Almost a year after winning election, Prime Minister Justin Trudeau remains the pick of two out of three Canadians surveyed in terms of popularity.
This from a Liberal government which has demonstrated a penchant for breaking its promises, and which is spending the public's money, and putting Canada in debt at an alarming rate.
According to a piece published in the Huffington Post, this has been the least productive of any government in the House of Commons in more than 20 years. The Trudeau crowd has passed just 11 bills. The previous Harper Government put through nine in its first 23 days in office.
Then again Stephen Harper wasn't obsessed parading around shirtless, and taking selfies or marching in gay pride parades, and attending rock concerts where he could be the focus of attention.
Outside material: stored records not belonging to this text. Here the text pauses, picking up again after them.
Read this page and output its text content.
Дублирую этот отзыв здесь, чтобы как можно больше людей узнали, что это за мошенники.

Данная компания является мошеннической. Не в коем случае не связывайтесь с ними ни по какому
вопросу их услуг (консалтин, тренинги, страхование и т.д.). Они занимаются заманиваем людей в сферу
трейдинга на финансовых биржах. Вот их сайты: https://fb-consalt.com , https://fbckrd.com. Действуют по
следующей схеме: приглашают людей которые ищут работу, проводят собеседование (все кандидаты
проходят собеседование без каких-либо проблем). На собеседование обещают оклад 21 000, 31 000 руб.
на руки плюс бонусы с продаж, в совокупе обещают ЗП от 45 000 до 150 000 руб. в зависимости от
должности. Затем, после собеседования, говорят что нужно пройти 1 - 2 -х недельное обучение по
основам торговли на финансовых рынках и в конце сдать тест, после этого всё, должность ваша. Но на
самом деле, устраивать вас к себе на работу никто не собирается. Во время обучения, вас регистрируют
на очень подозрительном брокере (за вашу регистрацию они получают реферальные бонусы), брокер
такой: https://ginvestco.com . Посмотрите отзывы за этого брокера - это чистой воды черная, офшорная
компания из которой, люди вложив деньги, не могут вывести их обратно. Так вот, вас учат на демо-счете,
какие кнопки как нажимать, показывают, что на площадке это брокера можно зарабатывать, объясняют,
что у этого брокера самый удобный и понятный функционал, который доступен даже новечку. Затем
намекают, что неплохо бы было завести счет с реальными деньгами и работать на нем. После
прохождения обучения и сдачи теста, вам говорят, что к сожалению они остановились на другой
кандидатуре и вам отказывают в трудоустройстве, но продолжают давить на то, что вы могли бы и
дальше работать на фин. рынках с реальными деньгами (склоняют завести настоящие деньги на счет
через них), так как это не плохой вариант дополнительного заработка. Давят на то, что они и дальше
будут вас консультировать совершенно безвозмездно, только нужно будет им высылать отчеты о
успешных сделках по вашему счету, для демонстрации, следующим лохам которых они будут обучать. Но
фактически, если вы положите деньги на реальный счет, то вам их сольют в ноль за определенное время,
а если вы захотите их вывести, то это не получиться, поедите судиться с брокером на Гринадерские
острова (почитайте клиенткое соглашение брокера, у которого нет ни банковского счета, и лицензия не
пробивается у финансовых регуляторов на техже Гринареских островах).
As Conservative MP Erin O'toole puts it, "for a government that's talked about real change, and high ambition, there hasn't been much change."
All of the campaign promises about climate change, health care improvements, defence spending, Canada Post, Bill C-51 have all been put on the back burner, or sent off to various committees and more consultation.
Talk is cheap, and it really doesn't get much done.
Wasn't it Kim Campbell who once warned about style over substance? A different arena, and a different time, and no one listened to her prophetic words either at the time. Perhaps all of this will change as a new session gets under way. For the Trudeau Liberals, it had better, because even the longest of honeymoons eventually lead to a divorce if a relationship is built on nothing more than words and image.